More on the decision to park Cowen, from the Citizen:

[Sens head coach Paul] MacLean has told Cowen he needs to make simpler, quicker decisions to avoid turnovers in his own end. Cowen was benched in the third period of Saturday’s 3-2 shootout win over Tampa. His giveaway led directly to Brent Connolly’s tying goal with seven minutes remaining in the third period and he hasn’t played since.

“Jared has struggled with the puck, reading where the next pass is going,” said MacLean. “We’re not totally disappointed with his physical play and his defensive play has been better (than last season), but other guys have played better.

Dropping Cowen from the lineup is no small decision -- literally. A towering presence at 6-foot-5, 230-pounds, Cowen broke into the scene in 2011-12 (his rookie campaign), scoring 5G-12A-17PTS in 82 games while leading all Sens defensemen in hits, but missed almost all of the lockout-shortened ’13 campaign recovering from major hip surgery and struggled to regain his form last season (he was parked as a healthy scratch last year too.)
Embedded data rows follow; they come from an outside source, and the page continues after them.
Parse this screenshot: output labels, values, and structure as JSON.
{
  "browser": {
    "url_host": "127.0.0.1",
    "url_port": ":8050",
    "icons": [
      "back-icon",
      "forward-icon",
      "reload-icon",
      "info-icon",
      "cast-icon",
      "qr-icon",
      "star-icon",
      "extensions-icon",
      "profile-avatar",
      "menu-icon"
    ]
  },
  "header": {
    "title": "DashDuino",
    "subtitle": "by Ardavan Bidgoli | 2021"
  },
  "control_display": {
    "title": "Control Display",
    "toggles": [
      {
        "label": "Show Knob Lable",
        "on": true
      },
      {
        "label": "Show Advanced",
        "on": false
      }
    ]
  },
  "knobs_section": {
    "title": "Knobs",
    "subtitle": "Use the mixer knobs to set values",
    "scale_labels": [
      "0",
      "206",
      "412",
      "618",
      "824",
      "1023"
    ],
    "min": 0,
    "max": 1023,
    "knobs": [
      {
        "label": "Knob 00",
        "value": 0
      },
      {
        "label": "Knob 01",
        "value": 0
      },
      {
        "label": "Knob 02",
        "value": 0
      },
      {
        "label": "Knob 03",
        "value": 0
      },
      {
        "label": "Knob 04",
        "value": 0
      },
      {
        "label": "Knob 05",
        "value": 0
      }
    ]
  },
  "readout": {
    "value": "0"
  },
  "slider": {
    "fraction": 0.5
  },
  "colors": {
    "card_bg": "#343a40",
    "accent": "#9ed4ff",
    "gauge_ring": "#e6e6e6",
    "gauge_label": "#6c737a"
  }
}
Thing is, Ottawa doesn’t have a ton of depth on defense right now. Marc Methot is sidelined with a back injury, which has forced MacLean to lean on the likes of 36-year-old Chris Phillips (averaging nearly 24 minutes a game) and 20-year-old sophomore Cody Ceci (who played nearly 25 minutes against the Lightning).

MacLean doesn’t seem to mind doing it, though.

“We have seven defensemen and we need to play the six best guys,” he explained.